I have a few problems regarding my sight disability since the beginning of the 21st century, unfortunately. One of them is the color design; most web sites choose white as the background color, which interferes the black foreground characters I read. I try to choose darker background colors and brighter foreground colors as possible, but not all web applications allow to do so.

Another one of the 21st century problems is the change of default aspect ratio of the screen to 16:9; this is too wide for my rather narrow sight space. If you are watching a movie this wouldn't be a problem. I welcome high-resolution displays with crispier pixels and accurate positions. But when you write a text, this will be a serious problem, because you can't see everything at once. I always choose narrower horizontal size to keep the screen in my left eye's sight range.

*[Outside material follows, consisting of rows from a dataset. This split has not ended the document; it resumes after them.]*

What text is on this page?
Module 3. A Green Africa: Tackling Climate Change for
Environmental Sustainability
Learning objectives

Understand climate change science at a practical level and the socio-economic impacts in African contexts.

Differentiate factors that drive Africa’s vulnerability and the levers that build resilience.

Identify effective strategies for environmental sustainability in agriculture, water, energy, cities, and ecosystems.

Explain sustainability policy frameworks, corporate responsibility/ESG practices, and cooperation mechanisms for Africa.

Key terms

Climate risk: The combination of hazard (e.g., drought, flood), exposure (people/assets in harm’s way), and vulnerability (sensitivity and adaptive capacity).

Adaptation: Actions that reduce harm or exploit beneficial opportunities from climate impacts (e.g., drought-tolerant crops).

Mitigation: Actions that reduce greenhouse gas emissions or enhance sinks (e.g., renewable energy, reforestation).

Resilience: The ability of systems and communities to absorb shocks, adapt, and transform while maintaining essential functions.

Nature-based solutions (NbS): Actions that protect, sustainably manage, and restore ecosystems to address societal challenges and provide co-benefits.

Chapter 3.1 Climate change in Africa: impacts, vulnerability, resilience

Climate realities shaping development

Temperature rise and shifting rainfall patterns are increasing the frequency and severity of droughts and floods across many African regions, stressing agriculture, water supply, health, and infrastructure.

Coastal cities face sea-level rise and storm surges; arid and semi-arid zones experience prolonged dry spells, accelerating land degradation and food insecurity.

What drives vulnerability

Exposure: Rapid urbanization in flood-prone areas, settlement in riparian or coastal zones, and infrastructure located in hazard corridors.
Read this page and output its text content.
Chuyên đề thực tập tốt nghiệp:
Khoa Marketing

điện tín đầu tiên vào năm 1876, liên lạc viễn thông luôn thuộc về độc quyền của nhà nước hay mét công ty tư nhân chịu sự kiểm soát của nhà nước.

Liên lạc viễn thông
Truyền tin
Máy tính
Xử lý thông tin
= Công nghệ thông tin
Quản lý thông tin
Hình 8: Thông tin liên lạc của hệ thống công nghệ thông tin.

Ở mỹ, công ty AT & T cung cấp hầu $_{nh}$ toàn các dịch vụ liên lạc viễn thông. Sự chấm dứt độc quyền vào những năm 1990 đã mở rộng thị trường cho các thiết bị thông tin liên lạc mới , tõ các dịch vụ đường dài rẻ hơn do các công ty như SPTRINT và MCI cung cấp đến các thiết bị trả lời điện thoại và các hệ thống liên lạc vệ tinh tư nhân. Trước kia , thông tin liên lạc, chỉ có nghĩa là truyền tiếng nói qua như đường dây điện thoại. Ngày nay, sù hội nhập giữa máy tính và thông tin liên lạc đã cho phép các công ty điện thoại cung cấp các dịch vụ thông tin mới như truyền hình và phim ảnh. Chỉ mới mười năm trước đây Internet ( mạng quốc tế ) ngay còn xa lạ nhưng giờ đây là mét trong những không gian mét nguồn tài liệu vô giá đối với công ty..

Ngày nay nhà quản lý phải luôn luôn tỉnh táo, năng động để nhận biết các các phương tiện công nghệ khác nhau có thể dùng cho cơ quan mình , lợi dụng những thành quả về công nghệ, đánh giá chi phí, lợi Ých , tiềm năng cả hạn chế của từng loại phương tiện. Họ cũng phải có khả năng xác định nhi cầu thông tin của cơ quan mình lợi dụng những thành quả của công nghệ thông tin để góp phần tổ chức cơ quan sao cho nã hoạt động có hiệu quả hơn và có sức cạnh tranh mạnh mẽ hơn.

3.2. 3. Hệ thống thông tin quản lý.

So far I can manage the environmental change of computing in the past 31 years. I expect, however, the future computing models, including those require wearing glasses or assume three-dimensional recognition ability, may eventually reject me from the cutting edge of computing. Maybe I can ask Google to make a special Google Glass to compensate the loss of my right eye's lens and focus directly into my right eye's retina, with proper size adjustment so that I can see the things in two eyes again.

And I can assure everyone that you can write the code with sight disabilities; I know a professional programmer who has completely lost the sight too.

(Thanks Tyler Hannan, who suggested me to write this. I had been hesitating to write about my weakness on the web, but I thought this would be helpful to others.)